Gambar 2. Struktur Kimia Calcium Pantothenate (CaP)
13
Kultur Jaringan Ubi Kayu
Penelitian perbaikan tanaman melalui teknik kultur jaringan ubi kayu telah
banyak dilakukan. Penelitian yang dilakukan mencakup penelitian tentang
pembentukan tunas baru (multiplikasi tunas) dan pembentukan kalus embriogenik
(Raemakers et al., 1995; Guohua, 1998; Sudarmonowati et al., 2002; Onuoch dan
Onwubiku, 2007). Penelitian perbaikan tanaman ubi kayu di Afrika dan negara
Amerika Latin difokuskan terhadap perbaikan genotipe atau varietas yang tahan
terhadap hama dan penyakit. Sedangkan untuk Indonesia, perbaikan sifat
dilakukan melalui peningkatan nutrisi pada umbi seperti jenis protein tertentu,
komponen lain seperti fosfor dan rasio antara amilosa dan amilopektin
(Sudarmonowati et al., 2002).
Penelitian Sudarmonowati et al. (2002) terhadap beberapa genotipe lokal
dan varietas unggul ubi kayu menyatakan bahwa pembentukan tunas tertinggi
diperoleh ketika dikulturkan pada media MS + 2 ppm BAP untuk genotipe
Mentega (3.19 tunas), sedangkan untuk varietas Adira 4 terbentuk 1.45 tunas pada
media yang sama. Pengkulturan beberapa genotipe lokal dan varietas unggul ubi
kayu pada media MS + 2 ppm IBA tidak berpengaruh nyata terhadap peubah
jumlah akar jika dibandingkan dengan pengkulturan di media MS0.
Penelitian yang dilakuan oleh Fauzi (2010) menunjukkan bahwa media
dasar MS merupakan media yang paling efektif untuk multiplikasi tunas ubi kayu.

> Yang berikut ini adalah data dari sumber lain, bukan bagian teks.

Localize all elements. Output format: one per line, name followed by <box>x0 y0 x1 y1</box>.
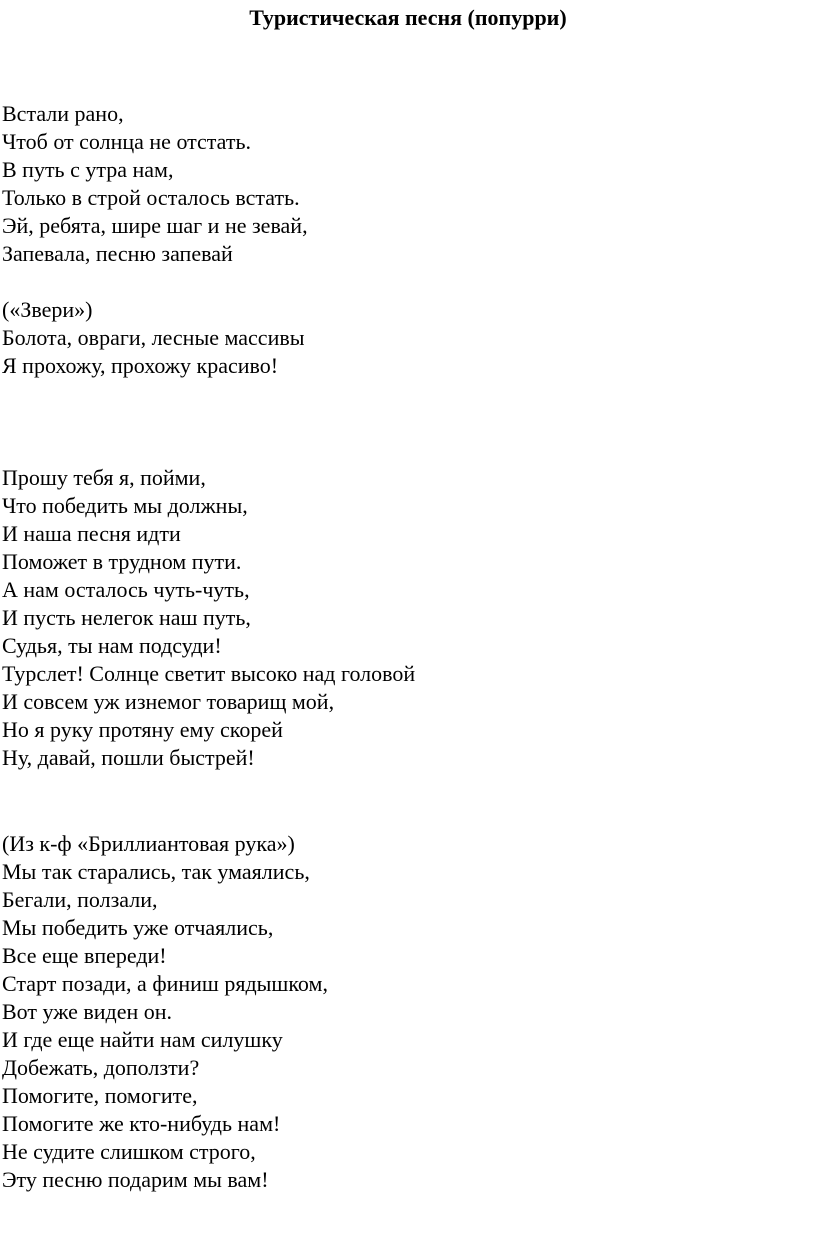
lyric-line: Помогите, помогите, <box>2 1083 198 1108</box>
lyric-line: Только в строй осталось встать. <box>2 185 300 210</box>
lyric-line: Турслет! Солнце светит высоко над головой <box>2 661 416 686</box>
lyric-line: Бегали, ползали, <box>2 887 158 912</box>
lyric-line: И где еще найти нам силушку <box>2 1027 283 1052</box>
lyric-line: Что победить мы должны, <box>2 493 248 518</box>
lyric-line: И пусть нелегок наш путь, <box>2 605 251 630</box>
stanza-4 <box>2 830 328 1194</box>
lyric-line: Не судите слишком строго, <box>2 1139 256 1164</box>
lyric-line: Все еще впереди! <box>2 943 167 968</box>
lyric-line: Запевала, песню запевай <box>2 241 233 266</box>
lyric-line: А нам осталось чуть-чуть, <box>2 577 250 602</box>
lyric-line: Старт позади, а финиш рядышком, <box>2 971 328 996</box>
lyric-line: Но я руку протяну ему скорей <box>2 717 283 742</box>
lyric-line: Я прохожу, прохожу красиво! <box>2 353 279 378</box>
stanza-3 <box>2 464 415 772</box>
stanza-1 <box>2 100 308 268</box>
lyric-line: Помогите же кто-нибудь нам! <box>2 1111 281 1136</box>
lyric-line: Эй, ребята, шире шаг и не зевай, <box>2 213 308 238</box>
stanza-2 <box>2 296 305 380</box>
stanza-source-note: («Звери») <box>2 297 93 322</box>
lyric-line: И совсем уж изнемог товарищ мой, <box>2 689 335 714</box>
lyric-line: Ну, давай, пошли быстрей! <box>2 745 255 770</box>
lyric-line: Встали рано, <box>2 101 124 126</box>
lyric-line: Вот уже виден он. <box>2 999 173 1024</box>
lyric-line: Мы победить уже отчаялись, <box>2 915 274 940</box>
lyric-line: Прошу тебя я, пойми, <box>2 465 206 490</box>
lyric-line: Мы так старались, так умаялись, <box>2 859 310 884</box>
lyric-line: Поможет в трудном пути. <box>2 549 242 574</box>
lyric-line: Эту песню подарим мы вам! <box>2 1167 269 1192</box>
page-title: Туристическая песня (попурри) <box>249 5 567 30</box>
lyric-line: Судья, ты нам подсуди! <box>2 633 222 658</box>
lyric-line: И наша песня идти <box>2 521 181 546</box>
lyric-line: Добежать, доползти? <box>2 1055 200 1080</box>
lyric-line: В путь с утра нам, <box>2 157 174 182</box>
stanza-source-note: (Из к-ф «Бриллиантовая рука») <box>2 831 295 856</box>
lyric-line: Чтоб от солнца не отстать. <box>2 129 252 154</box>
lyric-line: Болота, овраги, лесные массивы <box>2 325 305 350</box>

Jumlah tunas terbanyak yang mampu dihasilkan media dasar MS yaitu sebanyak
1.26 tunas per eksplan. Penambahan BAP (0−3 ppm) tidak berpengaruh nyata
terhadap beberapa peubah pada eksplan Adira 2, namun berpengaruh nyata pada
peubah jumlah akar. Penggandaan tunas terbaik diperoleh dari penambahan
1.5 ppm BAP yaitu sebanyak 1.16 tunas per eksplan.